A Polarizable Force Field for Computing the Infrared Spectra of the Polypeptide Backbone
journal contributionposted on 02.10.2008, 00:00 by Verena Schultheis, Rudolf Reichold, Bernhard Schropp, Paul Tavan
The shapes of the amide bands in the infrared (IR) spectra of proteins and peptides are caused by electrostatically coupled vibrations within the polypeptide backbone and code the structures of these biopolymers. A structural decoding of the amide bands has to resort to simplified models because the huge size of these macromolecules prevents the application of accurate quantum mechanical methods such as density functional theory (DFT). Previous models employed transition-dipole coupling methods that are of limited accuracy.
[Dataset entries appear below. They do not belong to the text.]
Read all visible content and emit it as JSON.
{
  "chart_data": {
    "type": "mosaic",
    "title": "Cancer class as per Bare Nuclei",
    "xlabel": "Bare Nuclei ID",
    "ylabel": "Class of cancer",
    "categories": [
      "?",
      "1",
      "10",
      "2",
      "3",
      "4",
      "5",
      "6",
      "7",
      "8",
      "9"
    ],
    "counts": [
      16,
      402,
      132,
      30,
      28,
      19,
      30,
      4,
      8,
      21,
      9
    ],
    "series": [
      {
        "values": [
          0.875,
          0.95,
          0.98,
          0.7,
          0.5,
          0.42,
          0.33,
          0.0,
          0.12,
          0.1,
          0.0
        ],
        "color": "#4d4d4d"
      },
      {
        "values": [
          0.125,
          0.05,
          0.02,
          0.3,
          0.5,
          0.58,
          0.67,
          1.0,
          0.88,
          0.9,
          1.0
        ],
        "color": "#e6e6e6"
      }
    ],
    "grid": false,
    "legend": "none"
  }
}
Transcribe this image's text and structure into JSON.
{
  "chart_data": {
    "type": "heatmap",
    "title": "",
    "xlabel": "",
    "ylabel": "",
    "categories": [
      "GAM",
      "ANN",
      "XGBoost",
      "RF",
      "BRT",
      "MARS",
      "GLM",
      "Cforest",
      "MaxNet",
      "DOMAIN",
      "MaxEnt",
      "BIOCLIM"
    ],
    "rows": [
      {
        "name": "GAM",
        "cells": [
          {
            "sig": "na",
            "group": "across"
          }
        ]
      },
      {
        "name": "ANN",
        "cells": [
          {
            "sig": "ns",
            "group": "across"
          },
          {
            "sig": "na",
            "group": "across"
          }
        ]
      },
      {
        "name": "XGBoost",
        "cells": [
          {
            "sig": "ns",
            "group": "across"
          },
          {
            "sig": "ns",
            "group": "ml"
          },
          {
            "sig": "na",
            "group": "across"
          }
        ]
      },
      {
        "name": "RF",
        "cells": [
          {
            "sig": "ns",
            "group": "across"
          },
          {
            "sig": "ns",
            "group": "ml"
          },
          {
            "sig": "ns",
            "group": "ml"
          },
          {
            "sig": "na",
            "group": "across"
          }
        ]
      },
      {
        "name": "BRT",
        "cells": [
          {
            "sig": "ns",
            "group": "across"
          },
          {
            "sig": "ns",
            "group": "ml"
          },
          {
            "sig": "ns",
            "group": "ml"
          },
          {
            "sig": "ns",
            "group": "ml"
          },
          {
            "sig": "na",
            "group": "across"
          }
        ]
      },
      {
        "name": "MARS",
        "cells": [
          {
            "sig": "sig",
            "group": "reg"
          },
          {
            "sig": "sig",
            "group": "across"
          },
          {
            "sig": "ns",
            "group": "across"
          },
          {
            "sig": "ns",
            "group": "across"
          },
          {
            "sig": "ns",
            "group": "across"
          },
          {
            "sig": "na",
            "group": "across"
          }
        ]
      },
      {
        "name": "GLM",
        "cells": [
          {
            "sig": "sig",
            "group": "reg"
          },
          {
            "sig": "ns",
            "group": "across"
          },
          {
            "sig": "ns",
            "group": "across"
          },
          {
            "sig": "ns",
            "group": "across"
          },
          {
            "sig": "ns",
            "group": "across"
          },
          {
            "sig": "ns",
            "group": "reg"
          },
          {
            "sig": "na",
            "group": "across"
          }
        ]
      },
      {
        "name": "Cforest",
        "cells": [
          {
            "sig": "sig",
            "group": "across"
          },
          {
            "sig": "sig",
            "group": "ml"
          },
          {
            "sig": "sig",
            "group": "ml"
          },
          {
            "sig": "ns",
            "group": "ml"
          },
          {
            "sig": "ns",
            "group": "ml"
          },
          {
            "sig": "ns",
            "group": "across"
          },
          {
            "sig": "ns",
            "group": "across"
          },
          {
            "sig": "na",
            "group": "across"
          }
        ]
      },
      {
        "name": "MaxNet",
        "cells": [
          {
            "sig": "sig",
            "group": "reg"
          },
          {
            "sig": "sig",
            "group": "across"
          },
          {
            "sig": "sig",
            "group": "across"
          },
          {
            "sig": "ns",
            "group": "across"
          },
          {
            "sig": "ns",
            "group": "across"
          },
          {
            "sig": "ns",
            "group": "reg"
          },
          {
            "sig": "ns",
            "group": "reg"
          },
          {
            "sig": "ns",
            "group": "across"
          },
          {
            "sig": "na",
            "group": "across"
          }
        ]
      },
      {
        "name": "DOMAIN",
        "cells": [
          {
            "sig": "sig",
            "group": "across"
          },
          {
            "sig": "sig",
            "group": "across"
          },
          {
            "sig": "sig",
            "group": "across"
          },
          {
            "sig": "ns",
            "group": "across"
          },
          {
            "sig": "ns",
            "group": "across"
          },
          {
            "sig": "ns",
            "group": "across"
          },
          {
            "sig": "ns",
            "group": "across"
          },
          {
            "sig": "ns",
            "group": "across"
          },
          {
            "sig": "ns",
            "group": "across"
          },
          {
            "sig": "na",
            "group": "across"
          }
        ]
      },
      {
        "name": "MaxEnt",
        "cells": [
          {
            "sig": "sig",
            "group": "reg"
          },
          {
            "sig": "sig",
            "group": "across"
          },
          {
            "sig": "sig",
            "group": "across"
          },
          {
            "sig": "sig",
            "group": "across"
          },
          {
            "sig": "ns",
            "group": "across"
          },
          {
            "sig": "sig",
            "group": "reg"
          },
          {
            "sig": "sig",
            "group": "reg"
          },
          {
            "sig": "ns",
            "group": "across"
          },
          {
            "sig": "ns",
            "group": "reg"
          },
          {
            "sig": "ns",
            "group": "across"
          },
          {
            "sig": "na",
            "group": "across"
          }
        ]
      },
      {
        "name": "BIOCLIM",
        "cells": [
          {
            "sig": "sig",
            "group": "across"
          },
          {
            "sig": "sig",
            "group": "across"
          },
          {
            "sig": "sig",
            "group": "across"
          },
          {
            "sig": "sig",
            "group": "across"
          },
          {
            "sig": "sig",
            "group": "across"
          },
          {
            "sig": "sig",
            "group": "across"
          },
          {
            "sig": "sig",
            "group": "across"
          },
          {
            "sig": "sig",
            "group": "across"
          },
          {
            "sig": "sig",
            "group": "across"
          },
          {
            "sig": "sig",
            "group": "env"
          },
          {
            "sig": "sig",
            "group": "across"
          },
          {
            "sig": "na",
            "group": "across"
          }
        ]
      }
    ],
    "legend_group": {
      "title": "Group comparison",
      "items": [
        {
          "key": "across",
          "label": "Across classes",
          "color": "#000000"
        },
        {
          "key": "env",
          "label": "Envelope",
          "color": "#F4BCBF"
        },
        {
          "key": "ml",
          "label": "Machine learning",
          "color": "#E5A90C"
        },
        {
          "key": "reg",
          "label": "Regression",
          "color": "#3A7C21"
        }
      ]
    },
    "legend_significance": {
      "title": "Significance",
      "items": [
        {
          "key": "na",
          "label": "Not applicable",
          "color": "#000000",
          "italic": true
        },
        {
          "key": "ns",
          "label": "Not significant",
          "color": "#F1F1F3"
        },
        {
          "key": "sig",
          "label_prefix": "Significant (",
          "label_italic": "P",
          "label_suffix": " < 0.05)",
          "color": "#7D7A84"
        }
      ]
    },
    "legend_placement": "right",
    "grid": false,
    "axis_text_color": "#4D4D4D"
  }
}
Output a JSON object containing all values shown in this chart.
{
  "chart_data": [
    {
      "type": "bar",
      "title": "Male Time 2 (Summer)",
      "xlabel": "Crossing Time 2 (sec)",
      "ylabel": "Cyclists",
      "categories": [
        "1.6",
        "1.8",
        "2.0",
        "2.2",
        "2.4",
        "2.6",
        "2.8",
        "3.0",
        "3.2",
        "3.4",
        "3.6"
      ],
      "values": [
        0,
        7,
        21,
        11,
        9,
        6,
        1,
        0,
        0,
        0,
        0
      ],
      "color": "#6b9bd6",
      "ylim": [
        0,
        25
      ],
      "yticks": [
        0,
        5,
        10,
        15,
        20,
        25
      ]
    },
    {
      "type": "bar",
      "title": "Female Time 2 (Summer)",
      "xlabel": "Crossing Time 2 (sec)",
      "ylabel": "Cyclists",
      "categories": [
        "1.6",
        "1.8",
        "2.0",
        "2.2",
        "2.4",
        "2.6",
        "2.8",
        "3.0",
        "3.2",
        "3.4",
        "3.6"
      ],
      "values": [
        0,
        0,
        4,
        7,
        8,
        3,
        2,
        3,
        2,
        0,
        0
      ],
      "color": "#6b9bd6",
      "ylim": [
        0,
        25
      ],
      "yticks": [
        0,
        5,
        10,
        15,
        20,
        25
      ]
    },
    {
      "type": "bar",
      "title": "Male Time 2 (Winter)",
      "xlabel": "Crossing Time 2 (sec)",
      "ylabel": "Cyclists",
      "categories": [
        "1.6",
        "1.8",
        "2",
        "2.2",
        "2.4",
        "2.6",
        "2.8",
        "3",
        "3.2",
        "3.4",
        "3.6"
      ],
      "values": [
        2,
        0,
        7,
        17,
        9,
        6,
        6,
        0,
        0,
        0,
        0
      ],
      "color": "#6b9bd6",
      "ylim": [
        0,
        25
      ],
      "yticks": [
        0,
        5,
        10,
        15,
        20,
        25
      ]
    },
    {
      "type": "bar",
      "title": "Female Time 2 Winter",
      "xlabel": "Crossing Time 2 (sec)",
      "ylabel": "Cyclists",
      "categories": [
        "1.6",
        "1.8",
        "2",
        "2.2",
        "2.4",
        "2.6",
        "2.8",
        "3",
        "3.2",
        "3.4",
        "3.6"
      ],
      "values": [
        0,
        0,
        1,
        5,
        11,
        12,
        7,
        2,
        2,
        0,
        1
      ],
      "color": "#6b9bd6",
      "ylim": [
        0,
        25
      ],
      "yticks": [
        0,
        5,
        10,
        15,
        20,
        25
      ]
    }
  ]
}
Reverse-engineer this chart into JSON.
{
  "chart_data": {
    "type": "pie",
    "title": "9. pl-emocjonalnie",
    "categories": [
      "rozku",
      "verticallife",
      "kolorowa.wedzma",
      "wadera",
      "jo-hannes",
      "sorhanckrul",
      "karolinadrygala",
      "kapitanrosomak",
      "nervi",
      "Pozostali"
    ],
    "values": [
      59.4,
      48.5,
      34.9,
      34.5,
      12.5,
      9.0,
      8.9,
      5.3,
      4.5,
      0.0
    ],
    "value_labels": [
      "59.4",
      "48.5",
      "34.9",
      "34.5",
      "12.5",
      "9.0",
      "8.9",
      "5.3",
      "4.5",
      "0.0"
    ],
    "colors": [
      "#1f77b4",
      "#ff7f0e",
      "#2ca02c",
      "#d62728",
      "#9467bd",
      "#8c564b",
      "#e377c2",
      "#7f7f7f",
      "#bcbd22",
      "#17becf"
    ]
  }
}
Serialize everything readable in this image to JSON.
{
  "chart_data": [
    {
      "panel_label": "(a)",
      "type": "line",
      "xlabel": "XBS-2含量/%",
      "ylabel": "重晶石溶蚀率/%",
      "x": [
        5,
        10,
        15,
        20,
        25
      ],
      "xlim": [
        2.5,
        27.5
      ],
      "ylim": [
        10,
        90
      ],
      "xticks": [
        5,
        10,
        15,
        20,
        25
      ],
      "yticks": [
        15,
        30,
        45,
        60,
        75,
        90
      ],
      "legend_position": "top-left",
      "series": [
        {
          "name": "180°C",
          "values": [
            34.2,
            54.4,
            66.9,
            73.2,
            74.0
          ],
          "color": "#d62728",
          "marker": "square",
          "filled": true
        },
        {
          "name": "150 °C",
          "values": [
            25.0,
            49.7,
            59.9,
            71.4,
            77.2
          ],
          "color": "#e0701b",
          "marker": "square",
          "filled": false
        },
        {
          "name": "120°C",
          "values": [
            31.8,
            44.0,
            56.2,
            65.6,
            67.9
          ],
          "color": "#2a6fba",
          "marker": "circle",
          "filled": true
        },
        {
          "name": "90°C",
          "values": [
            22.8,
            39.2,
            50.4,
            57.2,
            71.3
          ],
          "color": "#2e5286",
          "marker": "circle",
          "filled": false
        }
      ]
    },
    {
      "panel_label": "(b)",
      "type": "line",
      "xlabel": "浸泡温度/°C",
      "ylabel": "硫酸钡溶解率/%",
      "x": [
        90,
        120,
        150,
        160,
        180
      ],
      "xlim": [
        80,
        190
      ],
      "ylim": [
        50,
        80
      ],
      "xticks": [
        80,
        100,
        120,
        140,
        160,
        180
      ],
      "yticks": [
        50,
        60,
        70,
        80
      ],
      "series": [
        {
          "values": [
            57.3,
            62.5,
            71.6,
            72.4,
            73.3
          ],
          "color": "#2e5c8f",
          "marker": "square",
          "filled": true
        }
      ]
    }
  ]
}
Here we propose a concept for the computation of protein IR spectra, which describes the molecular mechanics (MM) of polypeptide backbones by a polarizable force field of “type II”. By extending the concepts of conventional polarizable MM force fields, such a PMM/II approach employs field-dependent parameters not only for the electrostatic signatures of the molecular components but also for the local potentials modeling the stiffness of chemical bonds with respect to elongations, angle deformations, and torsions. Using a PMM/II force field, the IR spectra of the polypeptide backbone can be efficiently calculated from the time dependence of the backbone’s dipole moment during a short (e.g., 100 ps) MD simulation by Fourier transformation. PMM/II parameters are derived for harmonic bonding potentials of amide groups in polypeptides from a series of DFT calculations on the model molecule N-methylacetamide (NMA) exposed to homogeneous external electric fields. The amide force constants are shown to vary by as much as 20% for relevant field strengths. As a proof of principle, it is shown that the large solvatochromic effects observed in the IR spectra of NMA upon transfer from the gas phase into aqueous solution are not only excellently reproduced by DFT/MM simulations but are also nicely modeled by the PMM/II approach. The tasks remaining for a proof of practice are specified.